Aggravation des violences parentales contre les enfants

Un phénomène aux conséquences désastreuses pour la société

Malgré un arsenal juridique répressif et les mises en garde adressées par les associations de lutte contre les violences faites aux enfants, les violences parentales ne cessent de s’aggraver dans notre société. Plusieurs faits récents ont défrayé la chronique judiciaire.

La violence parentale contre les enfants est un phénomène très répandu dans notre société. Elle ne cesse de s’aggraver, malgré les mises en garde des associations de lutte contre les violences faites aux enfants. Le 2 septembre 2021, la Direction générale de la Sûreté nationale diffuse un communiqué où elle fait état de l’arrestation à Marrakech d’un père, âgé d’une soixantaine d’années, pour violence exercée sur son fils de 7 ans.

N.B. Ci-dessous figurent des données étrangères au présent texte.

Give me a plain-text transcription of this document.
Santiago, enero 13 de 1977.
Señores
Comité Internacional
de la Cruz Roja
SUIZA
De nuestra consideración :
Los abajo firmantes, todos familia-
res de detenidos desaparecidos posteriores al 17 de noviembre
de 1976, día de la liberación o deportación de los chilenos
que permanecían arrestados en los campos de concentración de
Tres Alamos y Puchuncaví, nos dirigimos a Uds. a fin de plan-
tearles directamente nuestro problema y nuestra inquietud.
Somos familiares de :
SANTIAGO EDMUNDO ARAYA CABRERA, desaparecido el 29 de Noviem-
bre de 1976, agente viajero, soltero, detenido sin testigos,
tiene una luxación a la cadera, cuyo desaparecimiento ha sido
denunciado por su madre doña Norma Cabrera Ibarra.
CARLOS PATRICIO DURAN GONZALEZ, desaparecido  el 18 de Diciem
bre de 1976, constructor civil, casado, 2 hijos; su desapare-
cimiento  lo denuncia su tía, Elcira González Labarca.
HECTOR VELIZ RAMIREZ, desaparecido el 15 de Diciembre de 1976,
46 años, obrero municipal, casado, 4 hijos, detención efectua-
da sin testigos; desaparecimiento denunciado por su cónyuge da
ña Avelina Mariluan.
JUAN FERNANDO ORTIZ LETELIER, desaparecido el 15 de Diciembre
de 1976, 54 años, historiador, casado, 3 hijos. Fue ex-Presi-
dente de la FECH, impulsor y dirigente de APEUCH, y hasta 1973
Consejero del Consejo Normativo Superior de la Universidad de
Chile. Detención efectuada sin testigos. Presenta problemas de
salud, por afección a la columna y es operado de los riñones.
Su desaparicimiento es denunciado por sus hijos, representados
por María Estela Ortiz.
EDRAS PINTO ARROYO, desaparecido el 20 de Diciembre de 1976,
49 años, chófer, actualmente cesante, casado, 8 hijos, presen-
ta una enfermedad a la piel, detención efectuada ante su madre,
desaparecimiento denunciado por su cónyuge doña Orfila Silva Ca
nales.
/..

Le plus grave est que la scène de la violence a été filmée et diffusée sur les réseaux sociaux.

Atteint de blessures profondes au dos et aux bras, l’enfant a été admis à l’hôpital pour recevoir les soins nécessaires. La scène a provoqué un choc chez les Marocains, qui ont appelé à infliger les sanctions les plus sévères au père criminel. Cette affaire récente rappelle plusieurs autres affaires qui ont défrayé la chronique judiciaire.

La plus importante a été, sans aucun doute, celle de la petite fille, Malak, de Larache, qui a été violentée par sa mère. Bien que la scène s’est produite en plein confinement, en avril 2020, elle n’a été rendue publique qu’en novembre 2020. Sa diffusion a provoqué une vague d’indignation chez les Marocains au point qu’ils ont émis des doutes sur la maternité de cette femme envers sa fille. Arrêtée, la maman avait reconnu les faits qui lui sont reprochés mais avance sa simple volonté d’éduquer sa fille. Il faut dire que les violences contre les enfants sont sévèrement punies par la loi.

Les sanctions les plus sévères
Le Code pénal prévoit ainsi une peine d’emprisonnement entre un an et trois ans contre tout fait avéré de violence contre les enfants. Et les peines sont doublées lorsqu’il s’agit de personnes ayant un lien de parenté, d’autorité ou de tutelle avec l’enfant violenté. Le but pour la loi marocaine est de lutter efficacement contre ce phénomène, qui prend une ampleur considérable dans notre société.

Selon les dernières statistiques communiquées par le Ministère public, le nombre des affaires de violence aux enfants a certes baissé, pour passer de 6.702 affaires en 2018 à 5.650 affaires constatées en 2019. Mais le nombre des personnes arrêtées dépasse toutes les prévisions. Plus de 1.450 personnes sont des membres de la famille des enfants. Plus de 90% d’entre eux sont des pères tandis que les mamans ne représentent que 6%.

C’est dire que la violence contre les enfants vient en grande partie des hommes. Pour lutter contre ce phénomène, le Ministère public a adressé une circulaire aux différents parquets pour enquêter sur les cas de violence et présenter leurs auteurs à la justice pour subir les peines prévues par la loi.